Un successo non solo d’immagine, questo, ma che in sé comporta enormi vantaggi.
Innanzitutto è una forma di tutela della pizza e dell’arte del pizzaiolo made in Italy.
Il comparto della pizza in Italia, vale 200 mila posti di lavoro, i pizzaioli sfornano ogni giorno 8 milioni di pezzi, che fanno quasi 192 milioni di pizze al mese e 2,3 miliardi l’anno, per un giro d’affari di 12 miliardi di euro (dati Cna 2016).
Ora tutelare tale comparto, fornirgli nuovi strumenti di difesa da mercati aggressivi che usano ed abusano di un prodotto nostrano spacciandolo per proprio, è un primo, significativo passo.
Non solo per la commercializzazione, ma anche una maggiore tutela contro ogni forma di contraffazione, sia del prodotto in se, sia delle materie prime utilizzate, troppo spesso pure di qualità scadente.
Poi, se grandi realtà commerciali italiane, nascessero per iniziare a produrre ed esportare pizza con un vero marchio made in Italy, sarebbe un secondo significativo passo.
Perché è profondamente assurdo che siano due catene commerciali americane a commercializzare il nostro prodotto pizza in tutto il mondo.
E la stessa pizza può divenire seriamente, anche l’immagine positiva di una realtà come Napoli, da diffondere nel mondo, un immagine simbolo di tradizioni e forti identità, che può assumere il ruolo di ambasciatore di una città e di un Paese intero.

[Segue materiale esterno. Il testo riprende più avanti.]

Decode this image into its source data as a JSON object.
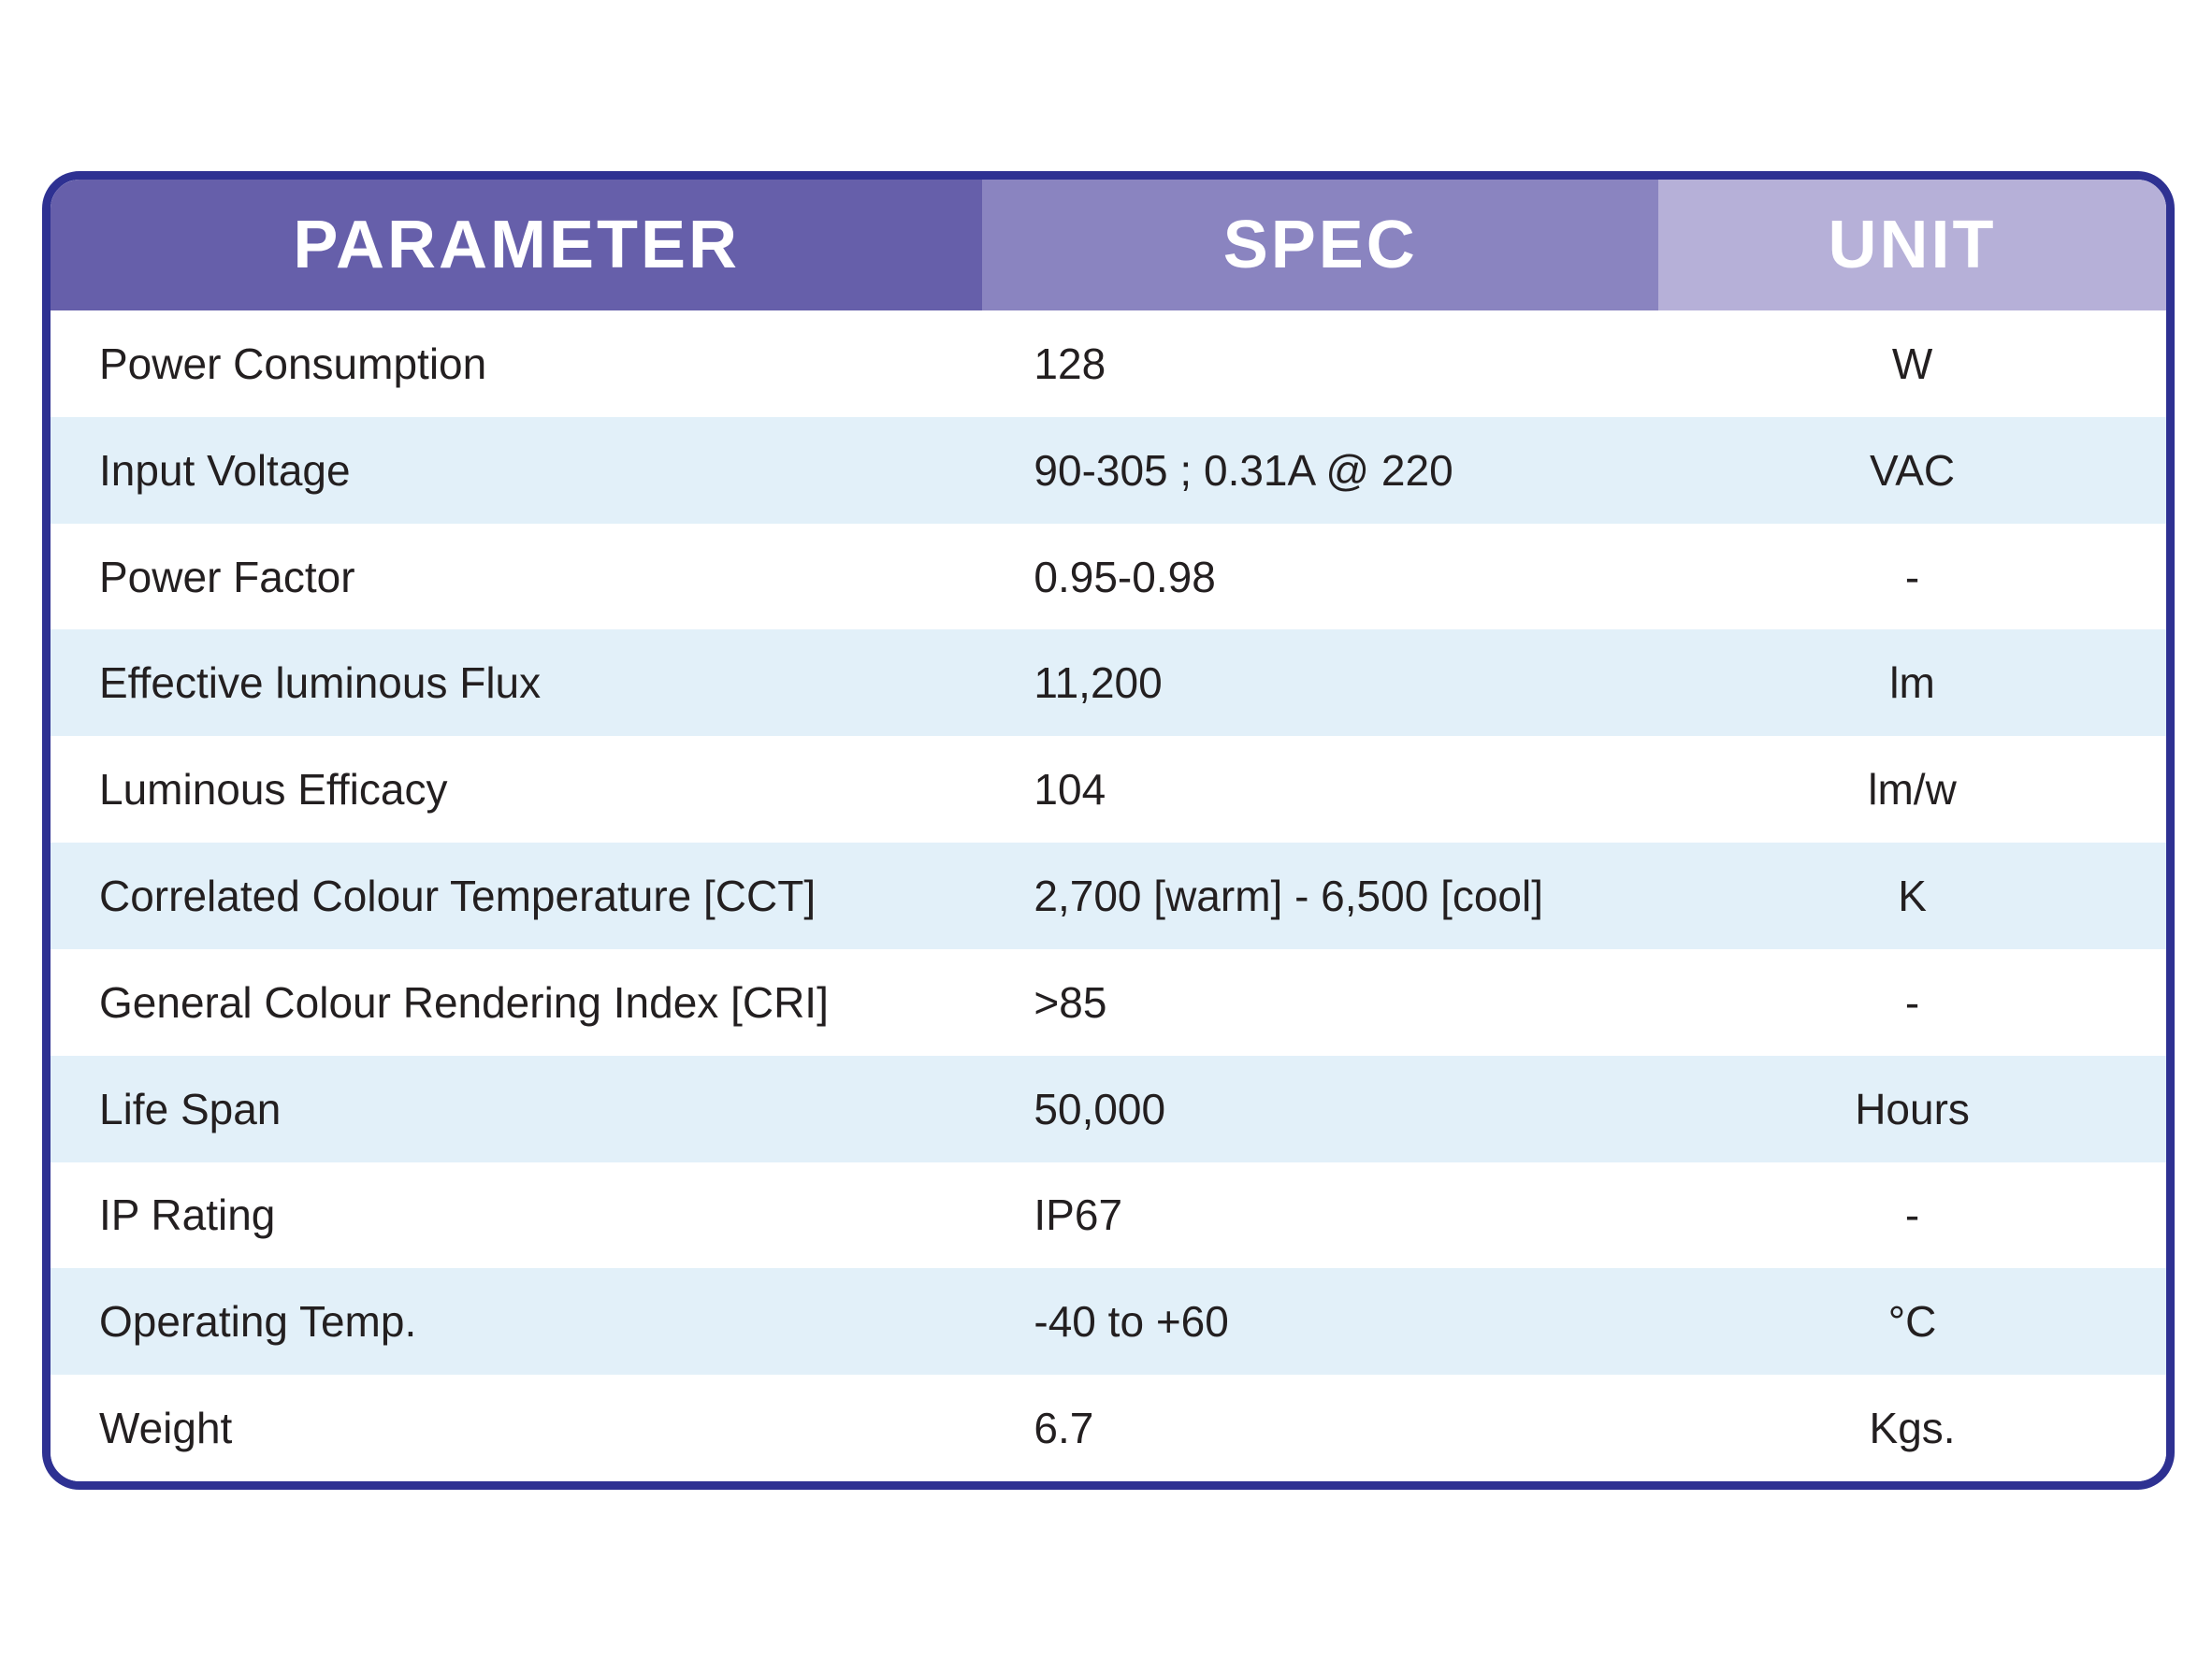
{
  "table": {
    "colors": {
      "border": "#2E3192",
      "stripe": "#E2F0F9",
      "text": "#231F20",
      "header_text": "#FFFFFF"
    },
    "columns": [
      {
        "label": "PARAMETER",
        "bg": "#665FAA"
      },
      {
        "label": "SPEC",
        "bg": "#8A84C0"
      },
      {
        "label": "UNIT",
        "bg": "#B6B0D8"
      }
    ],
    "rows": [
      {
        "parameter": "Power Consumption",
        "spec": "128",
        "unit": "W"
      },
      {
        "parameter": "Input Voltage",
        "spec": "90-305 ; 0.31A @ 220",
        "unit": "VAC"
      },
      {
        "parameter": "Power Factor",
        "spec": "0.95-0.98",
        "unit": "-"
      },
      {
        "parameter": "Effective luminous Flux",
        "spec": "11,200",
        "unit": "lm"
      },
      {
        "parameter": "Luminous Efficacy",
        "spec": "104",
        "unit": "lm/w"
      },
      {
        "parameter": "Correlated Colour Temperature [CCT]",
        "spec": "2,700  [warm] - 6,500 [cool]",
        "unit": "K"
      },
      {
        "parameter": "General Colour Rendering Index [CRI]",
        "spec": ">85",
        "unit": "-"
      },
      {
        "parameter": "Life Span",
        "spec": "50,000",
        "unit": "Hours"
      },
      {
        "parameter": "IP Rating",
        "spec": "IP67",
        "unit": "-"
      },
      {
        "parameter": "Operating Temp.",
        "spec": "-40 to +60",
        "unit": "°C"
      },
      {
        "parameter": "Weight",
        "spec": "6.7",
        "unit": "Kgs."
      }
    ]
  }
}
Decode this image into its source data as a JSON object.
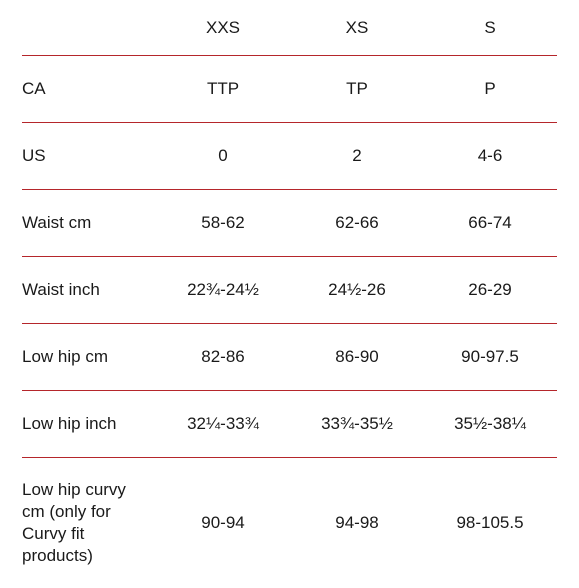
{
  "header": {
    "label": "",
    "sizes": [
      "XXS",
      "XS",
      "S"
    ]
  },
  "rows": [
    {
      "label": "CA",
      "values": [
        "TTP",
        "TP",
        "P"
      ]
    },
    {
      "label": "US",
      "values": [
        "0",
        "2",
        "4-6"
      ]
    },
    {
      "label": "Waist cm",
      "values": [
        "58-62",
        "62-66",
        "66-74"
      ]
    },
    {
      "label": "Waist inch",
      "values": [
        "22¾-24½",
        "24½-26",
        "26-29"
      ]
    },
    {
      "label": "Low hip cm",
      "values": [
        "82-86",
        "86-90",
        "90-97.5"
      ]
    },
    {
      "label": "Low hip inch",
      "values": [
        "32¼-33¾",
        "33¾-35½",
        "35½-38¼"
      ]
    },
    {
      "label": "Low hip curvy cm (only for Curvy fit products)",
      "values": [
        "90-94",
        "94-98",
        "98-105.5"
      ]
    }
  ],
  "colors": {
    "divider": "#b5262b",
    "text": "#1a1a1a"
  }
}
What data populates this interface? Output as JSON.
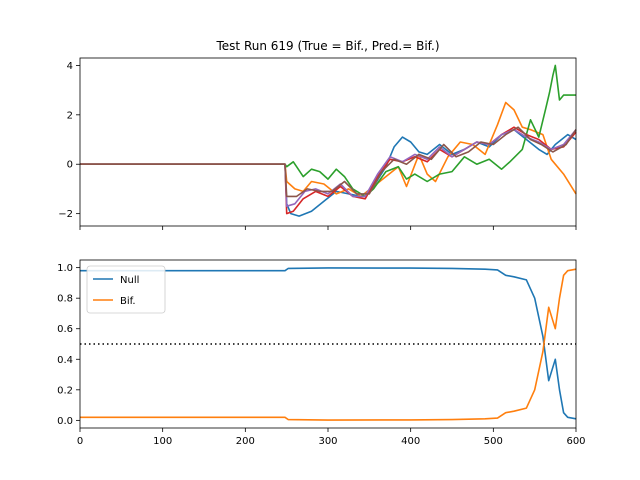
{
  "chart_data": [
    {
      "type": "line",
      "title": "Test Run 619 (True = Bif., Pred.= Bif.)",
      "xlabel": "",
      "ylabel": "",
      "xlim": [
        0,
        600
      ],
      "ylim": [
        -2.5,
        4.3
      ],
      "yticks": [
        -2,
        0,
        2,
        4
      ],
      "grid": false,
      "series": [
        {
          "color": "#1f77b4",
          "points": [
            [
              0,
              0
            ],
            [
              248,
              0
            ],
            [
              250,
              -1.6
            ],
            [
              255,
              -2.0
            ],
            [
              265,
              -2.1
            ],
            [
              280,
              -1.9
            ],
            [
              295,
              -1.5
            ],
            [
              310,
              -1.1
            ],
            [
              325,
              -1.2
            ],
            [
              340,
              -1.3
            ],
            [
              355,
              -0.9
            ],
            [
              370,
              -0.1
            ],
            [
              380,
              0.7
            ],
            [
              390,
              1.1
            ],
            [
              400,
              0.9
            ],
            [
              410,
              0.5
            ],
            [
              420,
              0.4
            ],
            [
              435,
              0.8
            ],
            [
              450,
              0.4
            ],
            [
              465,
              0.6
            ],
            [
              480,
              0.9
            ],
            [
              495,
              0.7
            ],
            [
              510,
              1.2
            ],
            [
              525,
              1.4
            ],
            [
              540,
              1.0
            ],
            [
              555,
              0.6
            ],
            [
              565,
              0.4
            ],
            [
              575,
              0.8
            ],
            [
              590,
              1.2
            ],
            [
              600,
              1.0
            ]
          ]
        },
        {
          "color": "#ff7f0e",
          "points": [
            [
              0,
              0
            ],
            [
              248,
              0
            ],
            [
              250,
              -0.7
            ],
            [
              260,
              -1.0
            ],
            [
              270,
              -1.1
            ],
            [
              280,
              -0.7
            ],
            [
              295,
              -0.8
            ],
            [
              310,
              -1.2
            ],
            [
              325,
              -1.0
            ],
            [
              340,
              -1.3
            ],
            [
              355,
              -0.9
            ],
            [
              370,
              -0.5
            ],
            [
              385,
              -0.1
            ],
            [
              395,
              -0.9
            ],
            [
              410,
              0.4
            ],
            [
              420,
              -0.4
            ],
            [
              430,
              -0.7
            ],
            [
              445,
              0.3
            ],
            [
              460,
              0.9
            ],
            [
              475,
              0.8
            ],
            [
              490,
              0.4
            ],
            [
              505,
              1.6
            ],
            [
              515,
              2.5
            ],
            [
              525,
              2.2
            ],
            [
              535,
              1.5
            ],
            [
              545,
              1.4
            ],
            [
              560,
              1.2
            ],
            [
              570,
              0.2
            ],
            [
              585,
              -0.4
            ],
            [
              600,
              -1.2
            ]
          ]
        },
        {
          "color": "#2ca02c",
          "points": [
            [
              0,
              0
            ],
            [
              248,
              0
            ],
            [
              250,
              -0.1
            ],
            [
              258,
              0.1
            ],
            [
              262,
              -0.1
            ],
            [
              270,
              -0.5
            ],
            [
              280,
              -0.2
            ],
            [
              290,
              -0.3
            ],
            [
              300,
              -0.6
            ],
            [
              310,
              -0.2
            ],
            [
              320,
              -0.5
            ],
            [
              330,
              -1.0
            ],
            [
              345,
              -1.3
            ],
            [
              355,
              -1.0
            ],
            [
              370,
              -0.3
            ],
            [
              385,
              -0.1
            ],
            [
              395,
              -0.6
            ],
            [
              405,
              -0.4
            ],
            [
              420,
              -0.7
            ],
            [
              435,
              -0.4
            ],
            [
              450,
              -0.3
            ],
            [
              465,
              0.3
            ],
            [
              480,
              0.0
            ],
            [
              495,
              0.2
            ],
            [
              510,
              -0.2
            ],
            [
              520,
              0.1
            ],
            [
              535,
              0.6
            ],
            [
              545,
              1.8
            ],
            [
              555,
              1.1
            ],
            [
              563,
              2.2
            ],
            [
              568,
              2.9
            ],
            [
              572,
              3.6
            ],
            [
              575,
              4.0
            ],
            [
              580,
              2.6
            ],
            [
              585,
              2.8
            ],
            [
              600,
              2.8
            ]
          ]
        },
        {
          "color": "#d62728",
          "points": [
            [
              0,
              0
            ],
            [
              248,
              0
            ],
            [
              250,
              -2.0
            ],
            [
              258,
              -1.9
            ],
            [
              270,
              -1.4
            ],
            [
              285,
              -1.1
            ],
            [
              300,
              -1.3
            ],
            [
              315,
              -0.9
            ],
            [
              330,
              -1.3
            ],
            [
              345,
              -1.4
            ],
            [
              360,
              -0.5
            ],
            [
              375,
              0.2
            ],
            [
              390,
              0.1
            ],
            [
              405,
              0.3
            ],
            [
              420,
              0.1
            ],
            [
              435,
              0.6
            ],
            [
              450,
              0.3
            ],
            [
              465,
              0.6
            ],
            [
              480,
              0.9
            ],
            [
              495,
              0.8
            ],
            [
              510,
              1.2
            ],
            [
              525,
              1.5
            ],
            [
              540,
              1.2
            ],
            [
              555,
              1.0
            ],
            [
              570,
              0.6
            ],
            [
              585,
              0.7
            ],
            [
              600,
              1.3
            ]
          ]
        },
        {
          "color": "#9467bd",
          "points": [
            [
              0,
              0
            ],
            [
              248,
              0
            ],
            [
              250,
              -1.7
            ],
            [
              260,
              -1.6
            ],
            [
              272,
              -1.1
            ],
            [
              285,
              -1.0
            ],
            [
              300,
              -1.2
            ],
            [
              315,
              -0.8
            ],
            [
              330,
              -1.3
            ],
            [
              345,
              -1.3
            ],
            [
              360,
              -0.4
            ],
            [
              375,
              0.3
            ],
            [
              390,
              0.1
            ],
            [
              405,
              0.4
            ],
            [
              420,
              0.2
            ],
            [
              435,
              0.7
            ],
            [
              450,
              0.3
            ],
            [
              465,
              0.6
            ],
            [
              480,
              0.9
            ],
            [
              495,
              0.8
            ],
            [
              510,
              1.2
            ],
            [
              525,
              1.4
            ],
            [
              540,
              1.1
            ],
            [
              555,
              0.9
            ],
            [
              570,
              0.6
            ],
            [
              585,
              0.8
            ],
            [
              600,
              1.4
            ]
          ]
        },
        {
          "color": "#8c564b",
          "points": [
            [
              0,
              0
            ],
            [
              248,
              0
            ],
            [
              250,
              -1.3
            ],
            [
              262,
              -1.3
            ],
            [
              275,
              -1.0
            ],
            [
              290,
              -1.1
            ],
            [
              305,
              -1.1
            ],
            [
              320,
              -0.7
            ],
            [
              335,
              -1.2
            ],
            [
              350,
              -1.2
            ],
            [
              365,
              -0.3
            ],
            [
              380,
              0.2
            ],
            [
              395,
              0.0
            ],
            [
              410,
              0.4
            ],
            [
              425,
              0.2
            ],
            [
              440,
              0.8
            ],
            [
              455,
              0.3
            ],
            [
              470,
              0.5
            ],
            [
              485,
              0.9
            ],
            [
              500,
              0.8
            ],
            [
              515,
              1.2
            ],
            [
              530,
              1.5
            ],
            [
              545,
              1.0
            ],
            [
              558,
              0.8
            ],
            [
              572,
              0.5
            ],
            [
              588,
              0.8
            ],
            [
              600,
              1.4
            ]
          ]
        }
      ]
    },
    {
      "type": "line",
      "title": "",
      "xlabel": "",
      "ylabel": "",
      "xlim": [
        0,
        600
      ],
      "ylim": [
        -0.05,
        1.05
      ],
      "xticks": [
        0,
        100,
        200,
        300,
        400,
        500,
        600
      ],
      "yticks": [
        0.0,
        0.2,
        0.4,
        0.6,
        0.8,
        1.0
      ],
      "ytick_labels": [
        "0.0",
        "0.2",
        "0.4",
        "0.6",
        "0.8",
        "1.0"
      ],
      "threshold": 0.5,
      "legend": "top-left",
      "grid": false,
      "series": [
        {
          "name": "Null",
          "color": "#1f77b4",
          "points": [
            [
              0,
              0.98
            ],
            [
              248,
              0.98
            ],
            [
              252,
              0.995
            ],
            [
              300,
              0.998
            ],
            [
              400,
              0.997
            ],
            [
              450,
              0.995
            ],
            [
              490,
              0.99
            ],
            [
              505,
              0.985
            ],
            [
              515,
              0.95
            ],
            [
              525,
              0.94
            ],
            [
              540,
              0.92
            ],
            [
              550,
              0.8
            ],
            [
              560,
              0.55
            ],
            [
              567,
              0.26
            ],
            [
              575,
              0.4
            ],
            [
              580,
              0.2
            ],
            [
              585,
              0.05
            ],
            [
              590,
              0.02
            ],
            [
              600,
              0.01
            ]
          ]
        },
        {
          "name": "Bif.",
          "color": "#ff7f0e",
          "points": [
            [
              0,
              0.02
            ],
            [
              248,
              0.02
            ],
            [
              252,
              0.005
            ],
            [
              300,
              0.002
            ],
            [
              400,
              0.003
            ],
            [
              450,
              0.005
            ],
            [
              490,
              0.01
            ],
            [
              505,
              0.015
            ],
            [
              515,
              0.05
            ],
            [
              525,
              0.06
            ],
            [
              540,
              0.08
            ],
            [
              550,
              0.2
            ],
            [
              560,
              0.45
            ],
            [
              567,
              0.74
            ],
            [
              575,
              0.6
            ],
            [
              580,
              0.8
            ],
            [
              585,
              0.95
            ],
            [
              590,
              0.98
            ],
            [
              600,
              0.99
            ]
          ]
        }
      ]
    }
  ]
}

E forse, allora, gli Americani la smetteranno di affermare di essere i creatori della pizza, e si limiteranno semplicemente, a consumarla; magari una vera pizza, margherita o altro, che sia comunque fatta ad arte e a mestiere, con prodotti genuini, certificata e tutelata, senza inventarsi nulla. Perché l’assurdo della pizza all’ananas è, purtroppo, una blasfemia che gira ancora nel mondo e mortifica la vera regina della pizza.